Naquela época, a motivação parecia econômica, comercial,
diplomática. Hoje, os “grampos” evoluíram para “hackeamentos” e a invasão de
celulares até do presidente Jair Bolsonaro tem um outro viés. A motivação pode
ser pura ganância, mas o uso não tem nada a ver com negócios. Logo, pode ter
sido político. Ou não.
É como a gente diz, a cada surpresa, a cada espanto: a
realidade supera a ficção. Estamos vivendo numa sessão ininterrupta de cinema,
intercalando filmes policiais, dramas e comédias pastelão, enquanto milhões de
desempregados estão na rua da amargura e há uma guerrinha ideológica insana,
quase infantil, entre uma esquerda acuada, deslocada da realidade, e uma
direita simplória, mas ousada, cheia de si.
Quando hackers têm a audácia de violar os celulares e as
conversas do presidente da República, dos presidentes da Câmara e do Senado, da
procuradora-geral da República, de ministros do Supremo e do STJ, dos ministros
da Justiça e da Fazenda, da líder do governo no Congresso... A gente começa a
pensar que tudo é possível. No início das investigações, a PF tinha certeza de
que o alvo era a força-tarefa da Lava Jato. Como se vê, vai muito além.
A biografia dos quatro criminosos presos não é animadora.

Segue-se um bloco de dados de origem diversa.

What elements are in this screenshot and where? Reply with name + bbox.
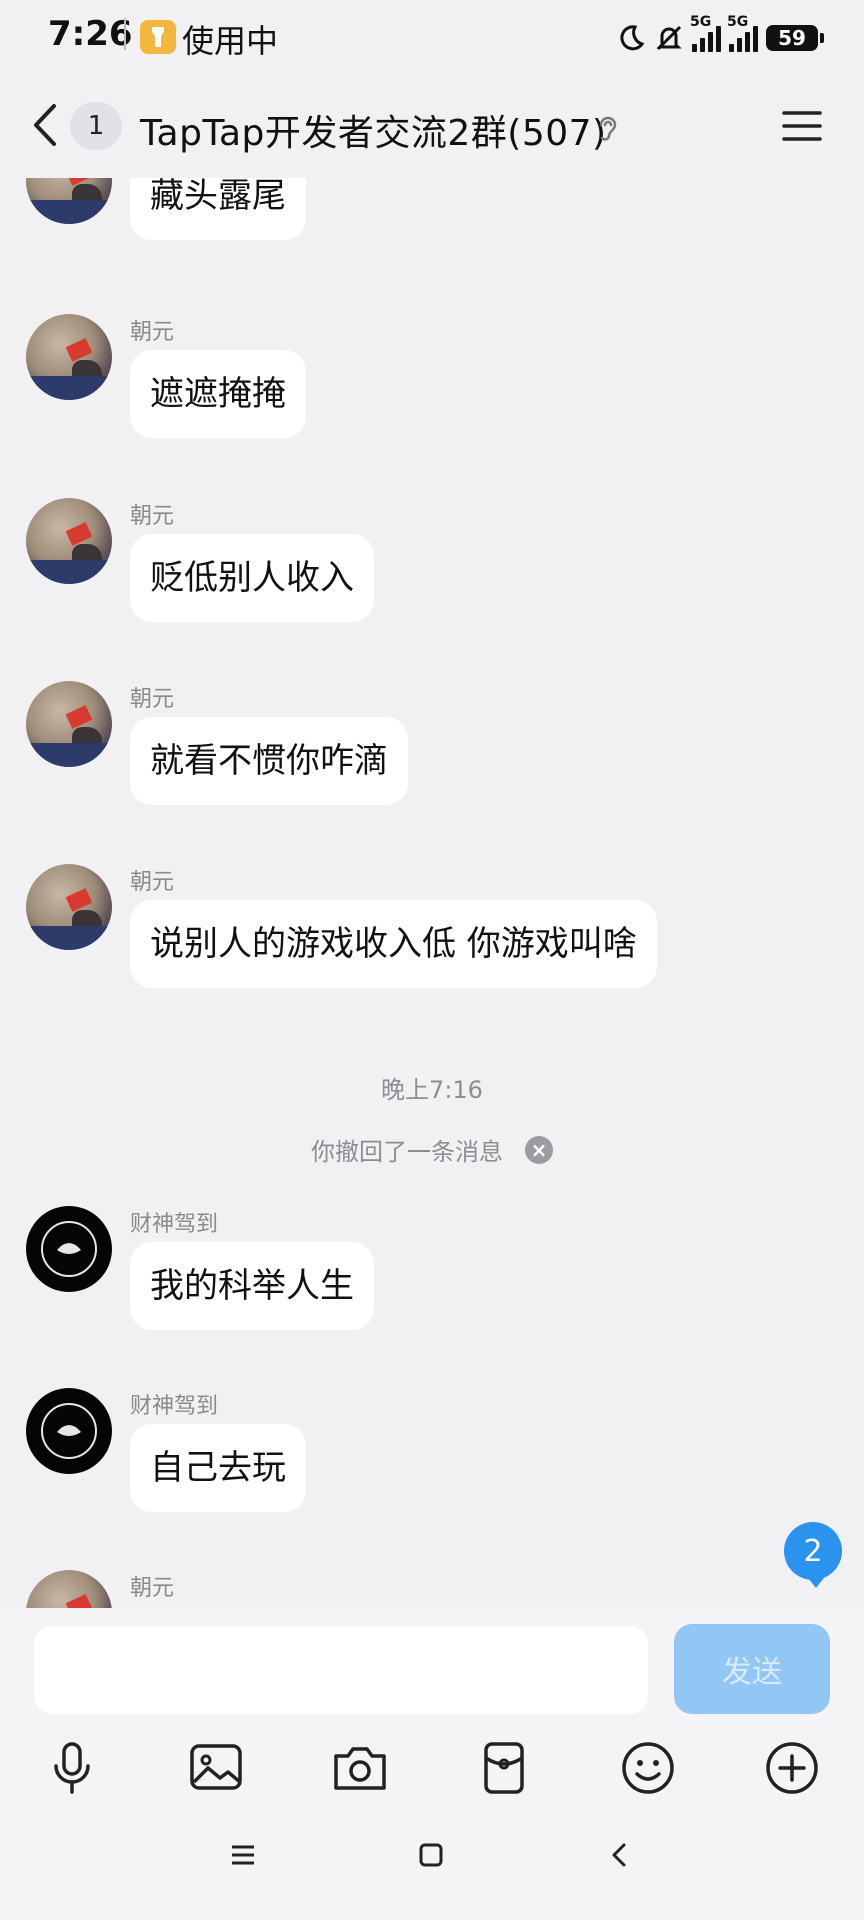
composer-toolbar [0,1738,864,1818]
back-nav-icon[interactable] [604,1840,634,1874]
system-navigation-bar [0,1820,864,1920]
message-bubble[interactable]: 就看不惯你咋滴 [130,717,408,805]
unread-count-badge[interactable]: 1 [70,102,122,150]
status-app-label: 使用中 [182,22,279,60]
sender-name[interactable]: 财神驾到 [130,1206,218,1238]
sender-name[interactable]: 财神驾到 [130,1388,218,1420]
avatar[interactable] [26,864,112,950]
ear-icon[interactable] [596,114,620,144]
close-icon[interactable]: × [525,1135,553,1164]
avatar[interactable] [26,1388,112,1474]
chat-title[interactable]: TapTap开发者交流2群(507) [140,104,607,156]
sender-name[interactable]: 朝元 [130,498,174,530]
recent-apps-icon[interactable] [228,1840,258,1874]
message-bubble[interactable]: 自己去玩 [130,1424,306,1512]
battery-icon: 59 [766,25,824,51]
message-list[interactable]: 藏头露尾 朝元 遮遮掩掩 朝元 贬低别人收入 朝元 就看不惯你咋滴 朝元 说别人… [0,178,864,1608]
do-not-disturb-moon-icon [620,25,645,51]
timestamp: 晚上7:16 [381,1076,483,1104]
message-bubble[interactable]: 我的科举人生 [130,1242,374,1330]
network-type-1: 5G [690,14,712,30]
avatar[interactable] [26,178,112,224]
status-bar: 7:26 使用中 5G 5G 59 [0,0,864,74]
status-separator [124,18,126,50]
status-icons: 5G 5G 59 [616,14,824,58]
avatar[interactable] [26,1570,112,1608]
chevron-left-icon[interactable] [26,100,66,150]
avatar[interactable] [26,1206,112,1292]
avatar[interactable] [26,681,112,767]
image-icon[interactable] [186,1738,246,1798]
message-bubble[interactable]: 藏头露尾 [130,178,306,240]
emoji-icon[interactable] [618,1738,678,1798]
message-bubble[interactable]: 说别人的游戏收入低 你游戏叫啥 [130,900,657,988]
recall-notice: 你撤回了一条消息 × [0,1132,864,1167]
sender-name[interactable]: 朝元 [130,864,174,896]
chat-header: 1 TapTap开发者交流2群(507) [0,74,864,178]
avatar[interactable] [26,498,112,584]
sender-name[interactable]: 朝元 [130,314,174,346]
new-message-badge[interactable]: 2 [784,1522,842,1588]
sender-name[interactable]: 朝元 [130,1570,174,1602]
avatar[interactable] [26,314,112,400]
hamburger-menu-icon[interactable] [780,108,824,144]
microphone-icon[interactable] [42,1738,102,1798]
recall-text: 你撤回了一条消息 [311,1138,503,1166]
camera-icon[interactable] [330,1738,390,1798]
mute-bell-icon [656,25,682,51]
network-type-2: 5G [727,14,749,30]
sender-name[interactable]: 朝元 [130,681,174,713]
home-icon[interactable] [416,1840,446,1874]
message-bubble[interactable]: 遮遮掩掩 [130,350,306,438]
message-bubble[interactable]: 贬低别人收入 [130,534,374,622]
red-packet-icon[interactable] [474,1738,534,1798]
status-time: 7:26 [48,14,133,54]
signal-2-icon: 5G [727,14,758,52]
send-button[interactable]: 发送 [674,1624,830,1714]
plus-icon[interactable] [762,1738,822,1798]
battery-level: 59 [778,26,806,50]
signal-1-icon: 5G [690,14,721,52]
flashlight-icon [140,20,176,54]
message-input[interactable] [34,1626,648,1714]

Não se trata de gênios da informática que atuam no ambiente internacional, nem
de uma quadrilha sofisticada a serviço de governos ou grandes corporações. Ao
contrário, os chefes de Poderes, as instituições, talvez as posições
estratégicas e até questões sigilosas de Estado, podem, em tese, ter ficado à
mercê de uma gangue cibernética de fundo de quintal. Vulnerabilidade
inadmissível.
Walter Delgatti, o “Vermelho”, que parece ser o chefe e
mentor das operações criminosas, é um bandidinho com ficha policial manjada:
roubo, estelionato, falsidade de documentos. Os demais movimentam volumes de
dinheiro incompatíveis com suas rendas oficiais. Todos são uns simplórios, mas
capazes de atacar o centro do poder federal e deixar muitas dúvidas.
Que uso Delgatti e seus comparsas poderiam fazer desse
material, que era colhido e em seguida publicado em parte? Nem econômico, nem
comercial, nem diplomático. O único objetivo, portanto, era vender o material
todo a quem interessar pudesse. Quem?
É exatamente nesse ponto que se misturam e se confundem
perigosamente as versões, inclusive tentando aproveitar a confusão e o medo
para adicionar o ingrediente político-partidário e jogar o PT no meio da
fogueira. Cuidado com isso! É cedo para conclusões.
É fato que os quatro presos são peixes muito miúdos para
serem os únicos ou mesmo os maiores responsáveis por um ataque com esse grau de
gravidade, atingindo os três Poderes. Mas, por enquanto, não dá para concluir
se agiram por conta própria para depois vender ou repassar para interessados,
ou se, muito diferentemente, receberam uma encomenda de grupos dispostos a
botar fogo no circo, implodir as instituições, gerar uma crise.
Meus caros e caras, Brasília está de pernas para o ar e,
até a conclusão das investigações, preparem-se para um festival de versões e
acusações mútuas. Estamos em plena República dos hackeados. Vale tudo.